Alkohol, przemoc i samobójstwo ojca. Aleksandra Popławska opowiedziała o trudnym dzieciństwie
[GALERIA]
Choć dziś siostry Popławskie są niezwykle popularnymi aktorkami, życie ich nie rozpieszczało. W najnowszym wydaniu magazynu "Pani" Aleksandra opowiedziała o swoim trudnym dzieciństwie i niełatwych relacjach z ojcem.
Dzieciństwo z alkoholem w tle
Ojciec aktorki był alkoholikiem, który zmagał się z głęboką depresją. Uzależnienie miało być dla niego lekarstwem na wszelkie niepowodzenia. Niestety zazwyczaj kończyło się wybuchami agresji, które odbijały się głównie na córkach.
- Tata czasem nadużywał alkoholu, chorował, byliśmy pod opieką Niebieskiej Linii – powiedziała Popławska.
"Czułam wstyd"
Aleksandra zdradziła, że często z siostrą były narażone na mało komfortowe sytuacje.
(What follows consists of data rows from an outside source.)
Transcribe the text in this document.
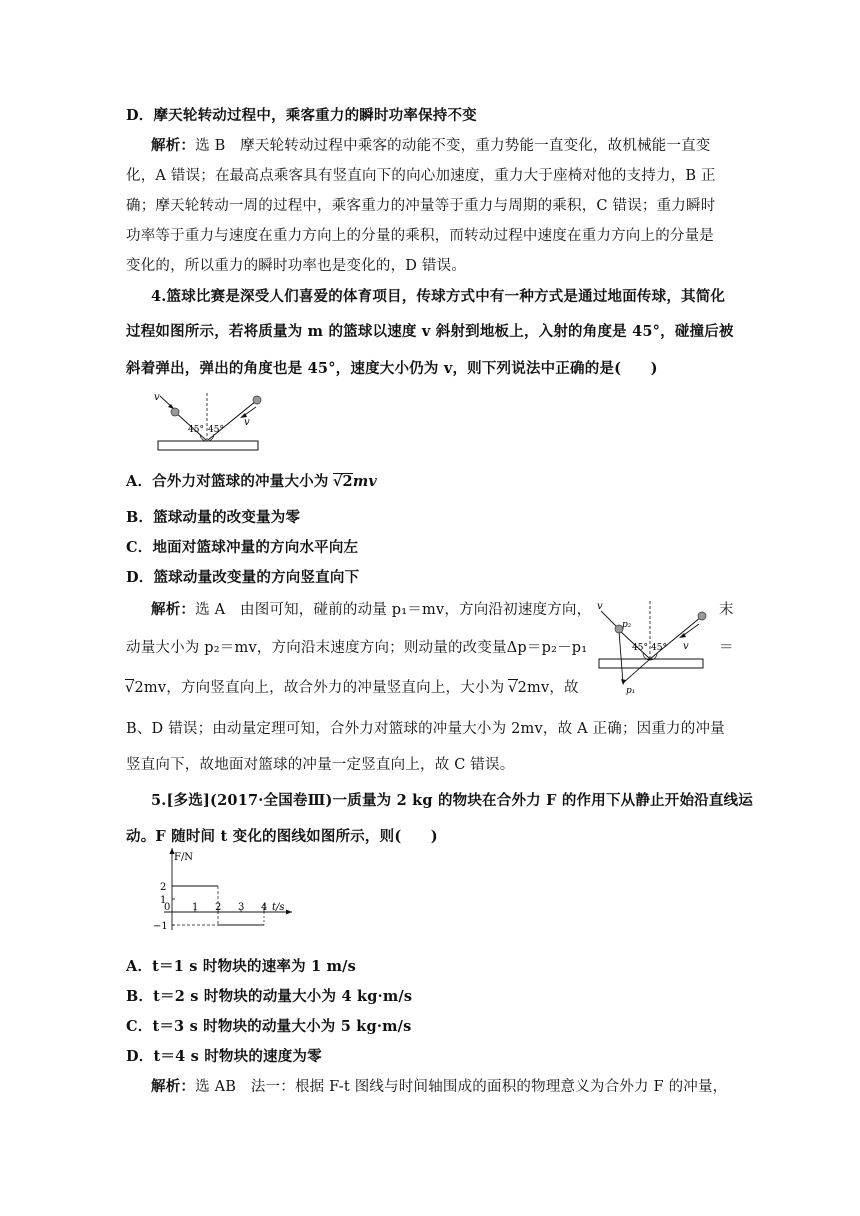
D．摩天轮转动过程中，乘客重力的瞬时功率保持不变
解析：选 B　摩天轮转动过程中乘客的动能不变，重力势能一直变化，故机械能一直变
化，A 错误；在最高点乘客具有竖直向下的向心加速度，重力大于座椅对他的支持力，B 正
确；摩天轮转动一周的过程中，乘客重力的冲量等于重力与周期的乘积，C 错误；重力瞬时
功率等于重力与速度在重力方向上的分量的乘积，而转动过程中速度在重力方向上的分量是
变化的，所以重力的瞬时功率也是变化的，D 错误。
4.篮球比赛是深受人们喜爱的体育项目，传球方式中有一种方式是通过地面传球，其简化
过程如图所示，若将质量为 m 的篮球以速度 v 斜射到地板上，入射的角度是 45°，碰撞后被
斜着弹出，弹出的角度也是 45°，速度大小仍为 v，则下列说法中正确的是(　　)
v
v
45° 45°
A．合外力对篮球的冲量大小为 √2mv
B．篮球动量的改变量为零
C．地面对篮球冲量的方向水平向左
D．篮球动量改变量的方向竖直向下
解析：选 A　由图可知，碰前的动量 p₁＝mv，方向沿初速度方向，	末
动量大小为 p₂＝mv，方向沿末速度方向；则动量的改变量Δp＝p₂－p₁	＝
√2mv，方向竖直向上，故合外力的冲量竖直向上，大小为 √2mv，故
v
v
p₂
p₁
45° 45°
B、D 错误；由动量定理可知，合外力对篮球的冲量大小为 2mv，故 A 正确；因重力的冲量
竖直向下，故地面对篮球的冲量一定竖直向上，故 C 错误。
5.[多选](2017·全国卷Ⅲ)一质量为 2 kg 的物块在合外力 F 的作用下从静止开始沿直线运
动。F 随时间 t 变化的图线如图所示，则(　　)
F/N
t/s
0 1 2 3 4
2
1
−1
A．t＝1 s 时物块的速率为 1 m/s
B．t＝2 s 时物块的动量大小为 4 kg·m/s
C．t＝3 s 时物块的动量大小为 5 kg·m/s
D．t＝4 s 时物块的速度为零
解析：选 AB　法一：根据 F-t 图线与时间轴围成的面积的物理意义为合外力 F 的冲量，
- Czasami, gdy wracałyśmy z siostrą ze szkoły, nasze wszystkie rzeczy leżały przed blokiem - książki, płyty, ciuchy. Tata nie chciał nas wpuścić do domu. Czułam wstyd – dodaje.
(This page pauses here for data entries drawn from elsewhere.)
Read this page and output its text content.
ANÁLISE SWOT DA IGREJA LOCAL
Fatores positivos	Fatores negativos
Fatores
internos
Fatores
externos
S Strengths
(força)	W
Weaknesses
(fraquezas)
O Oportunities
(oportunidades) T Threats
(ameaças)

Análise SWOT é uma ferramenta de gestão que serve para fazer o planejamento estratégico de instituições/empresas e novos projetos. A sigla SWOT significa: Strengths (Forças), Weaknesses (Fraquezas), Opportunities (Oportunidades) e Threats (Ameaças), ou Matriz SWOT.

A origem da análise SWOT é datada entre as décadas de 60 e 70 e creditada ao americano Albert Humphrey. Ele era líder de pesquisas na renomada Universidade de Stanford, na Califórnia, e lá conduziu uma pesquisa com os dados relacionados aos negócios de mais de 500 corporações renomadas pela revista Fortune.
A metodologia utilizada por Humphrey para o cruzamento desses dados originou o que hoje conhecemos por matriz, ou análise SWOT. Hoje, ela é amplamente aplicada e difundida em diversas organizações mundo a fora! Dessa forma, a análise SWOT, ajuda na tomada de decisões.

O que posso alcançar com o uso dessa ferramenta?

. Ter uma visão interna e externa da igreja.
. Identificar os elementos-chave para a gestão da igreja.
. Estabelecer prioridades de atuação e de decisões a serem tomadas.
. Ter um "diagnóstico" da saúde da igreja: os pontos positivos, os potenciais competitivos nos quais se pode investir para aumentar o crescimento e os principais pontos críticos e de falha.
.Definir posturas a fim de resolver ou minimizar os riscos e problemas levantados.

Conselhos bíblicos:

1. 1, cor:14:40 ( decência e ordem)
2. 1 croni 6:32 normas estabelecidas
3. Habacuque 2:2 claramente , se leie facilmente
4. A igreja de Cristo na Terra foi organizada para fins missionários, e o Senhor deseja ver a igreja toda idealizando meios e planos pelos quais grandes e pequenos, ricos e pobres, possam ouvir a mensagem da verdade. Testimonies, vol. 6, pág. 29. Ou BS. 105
Jednocześnie dzięki traumie z dzieciństwa stała się silną kobietą, która potrafi szybko zapominać o złych zdarzeniach.
Smutny finał
Niestety w 2016 r. ojciec aktorki przegrał walkę z chorobą i odebrał sobie życie.
- Wiedziałam, że pije z rozpaczy, bo nie może sobie poradzić ze sobą i ze światem – powiedziała Aleksandra Popławska w rozmowie z "Pani".